Young interferometer

Conventional biochemical analyses are carried out in chemical laboratories with relatively large and expensive equipment; they are also time-consuming. Developing miniaturized biosensors, which are low cost and reliable to use is thus coming the motivation of our research. Since the technique of interferometry is very sensitive and such sensors are well suited to compact sizes, a Young interferometer structure was chosen to be used.

The integrated Young interferometer sensor is based on confining light in a waveguide structure. This waveguide structure guides the light inside the sensor and divides the light to go through a sample area and a reference area. Although light is confined inside the waveguide layer, a small part of it, called an evanescent wave, penetrates through the physical boundary of the waveguide into the sample/reference area. This interaction between the light and the sample causes a phase change in the propagating light, because the refractive index of the sample area differs from the refractive index of the reference area. When the light leaves the sensor, it is superimposed on an observation screen or a detector, where it creates an interference pattern. The shift of this interference pattern is directly proportional to the change in the phase of the light, and thus we can observe changes happening in the sample area. For example, an antibody-antigen binding event on the sample area can be detected from the interferogram shift.

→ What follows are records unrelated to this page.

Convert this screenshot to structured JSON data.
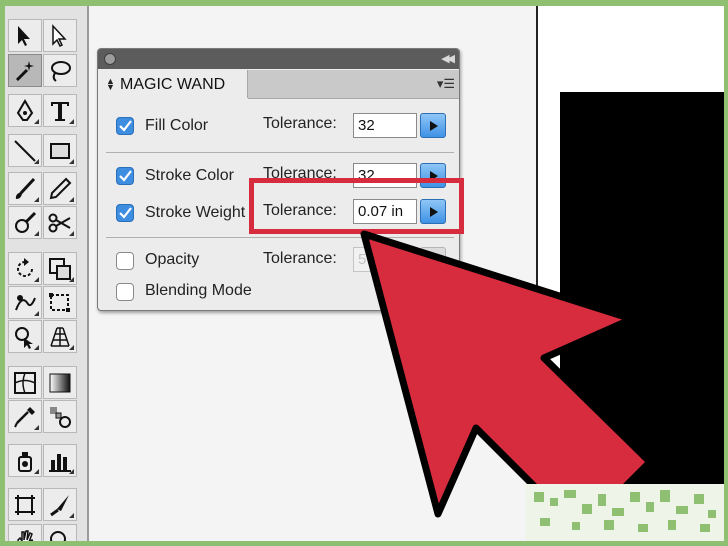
{
  "panel": {
    "title": "MAGIC WAND",
    "rows": [
      {
        "label": "Fill Color",
        "checked": true,
        "tolerance_label": "Tolerance:",
        "value": "32",
        "enabled": true
      },
      {
        "label": "Stroke Color",
        "checked": true,
        "tolerance_label": "Tolerance:",
        "value": "32",
        "enabled": true
      },
      {
        "label": "Stroke Weight",
        "checked": true,
        "tolerance_label": "Tolerance:",
        "value": "0.07 in",
        "enabled": true
      },
      {
        "label": "Opacity",
        "checked": false,
        "tolerance_label": "Tolerance:",
        "value": "5",
        "enabled": false
      },
      {
        "label": "Blending Mode",
        "checked": false
      }
    ]
  },
  "colors": {
    "highlight": "#d72c3e",
    "arrow": "#d72c3e",
    "checkbox": "#3d8de0",
    "background_border": "#8fbf71"
  },
  "toolbar": {
    "tools": [
      "selection-tool",
      "direct-selection-tool",
      "magic-wand-tool",
      "lasso-tool",
      "pen-tool",
      "type-tool",
      "line-segment-tool",
      "rectangle-tool",
      "paintbrush-tool",
      "pencil-tool",
      "blob-brush-tool",
      "scissors-tool",
      "rotate-tool",
      "scale-tool",
      "warp-tool",
      "free-transform-tool",
      "shape-builder-tool",
      "perspective-grid-tool",
      "mesh-tool",
      "gradient-tool",
      "eyedropper-tool",
      "blend-tool",
      "symbol-sprayer-tool",
      "column-graph-tool",
      "artboard-tool",
      "slice-tool",
      "hand-tool",
      "zoom-tool"
    ]
  }
}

In our lab we use UV-imprinting techniques to fabricate polymer-waveguide-based sensor chips with integrated Young interferometer. Micro-engineering and machining of polymer materials does not require complex processing techniques, thus greatly reducing the fabrication costs and satisfying the disposable needs of use.

A SEM cross-section image of an UV-imprinted inverted rib single-mode waveguide.

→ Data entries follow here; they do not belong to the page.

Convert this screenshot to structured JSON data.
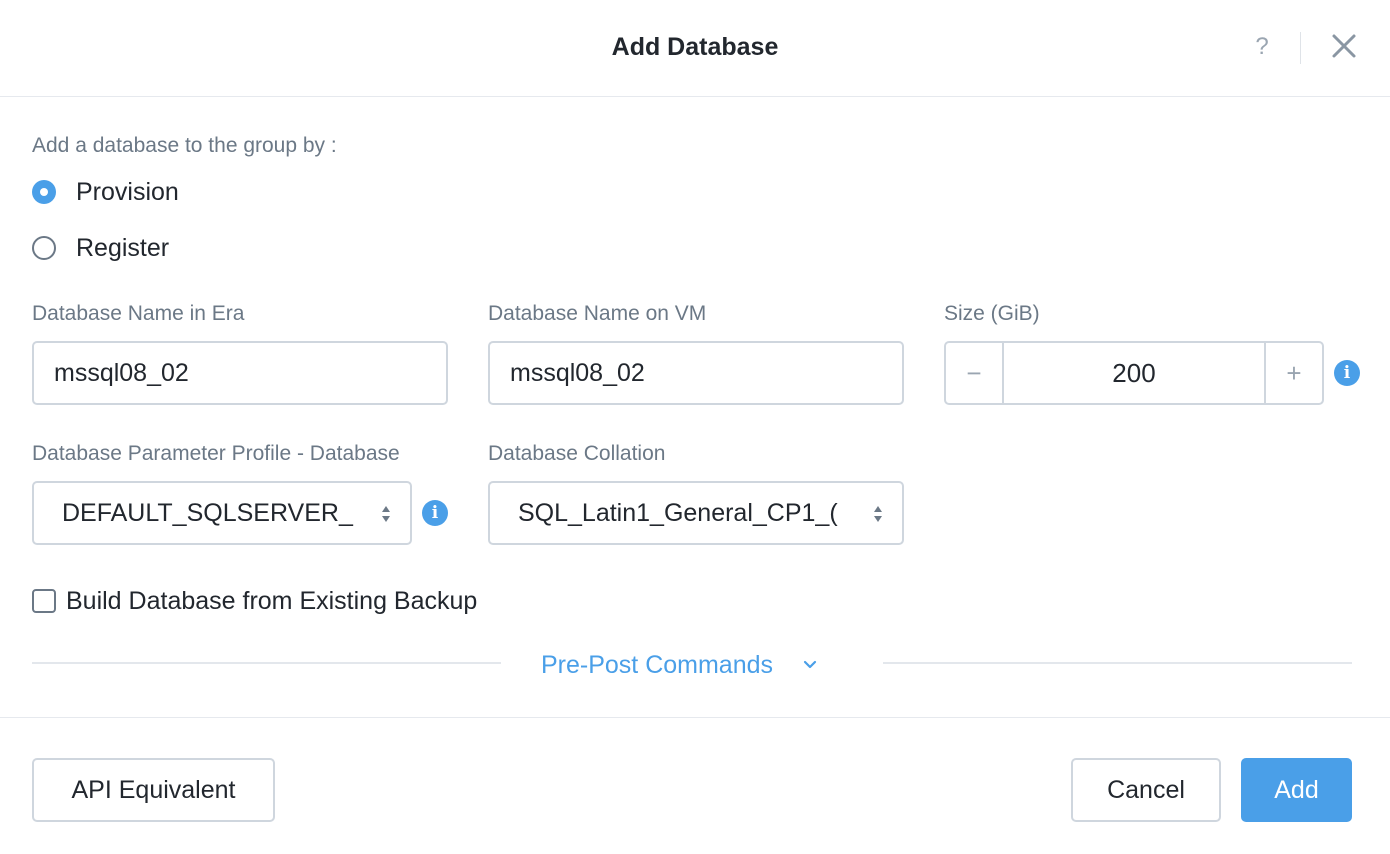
{
  "dialog": {
    "title": "Add Database",
    "help_label": "?",
    "close_label": "close"
  },
  "add_method": {
    "label": "Add a database to the group by :",
    "options": [
      {
        "label": "Provision",
        "selected": true
      },
      {
        "label": "Register",
        "selected": false
      }
    ]
  },
  "fields": {
    "db_name_era": {
      "label": "Database Name in Era",
      "value": "mssql08_02"
    },
    "db_name_vm": {
      "label": "Database Name on VM",
      "value": "mssql08_02"
    },
    "size": {
      "label": "Size (GiB)",
      "value": "200",
      "decrement": "−",
      "increment": "+"
    },
    "param_profile": {
      "label": "Database Parameter Profile - Database",
      "value": "DEFAULT_SQLSERVER_"
    },
    "collation": {
      "label": "Database Collation",
      "value": "SQL_Latin1_General_CP1_("
    }
  },
  "backup_checkbox": {
    "label": "Build Database from Existing Backup",
    "checked": false
  },
  "pre_post": {
    "label": "Pre-Post Commands"
  },
  "footer": {
    "api_label": "API Equivalent",
    "cancel_label": "Cancel",
    "add_label": "Add"
  },
  "colors": {
    "accent": "#4a9fe8",
    "text": "#22272e",
    "muted": "#6b7886",
    "border": "#cfd6de"
  },
  "icons": {
    "help": "question-mark-icon",
    "close": "close-icon",
    "info": "info-icon",
    "caret": "select-caret-icon",
    "chevron": "chevron-down-icon"
  }
}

An integrated Young’s interferometer sensor based on inverted rib waveguides.

Schematics of the self-mixing interferometer.

Self-mixing interferometer

Self-mixing interferometry is a promising technique for a variety of measurement applications. Using a laser diode with an external cavity as interferometer, the technique offers several advantages over traditional interferometric configurations. The interferometer using this technique and built in our laboratory is based on a blue-light emitting GaN laser diode with a wavelength of 405 nm. Light is directed through an optical fiber from which a 1-cm section of cladding has been removed, and a cuvette for holding the sample is fixed around this part. Interference patterns, created in the laser cavity, are acquired with a computer-based data acquisition system and later processed using Matlab software. Since samples with different refractive indices create interference patterns with different phases, even small changes in sample concentrations can be measured.

Fiber-optic self-mixing biosensor capable for detection of certain molecules from a sample solution by using antibodies.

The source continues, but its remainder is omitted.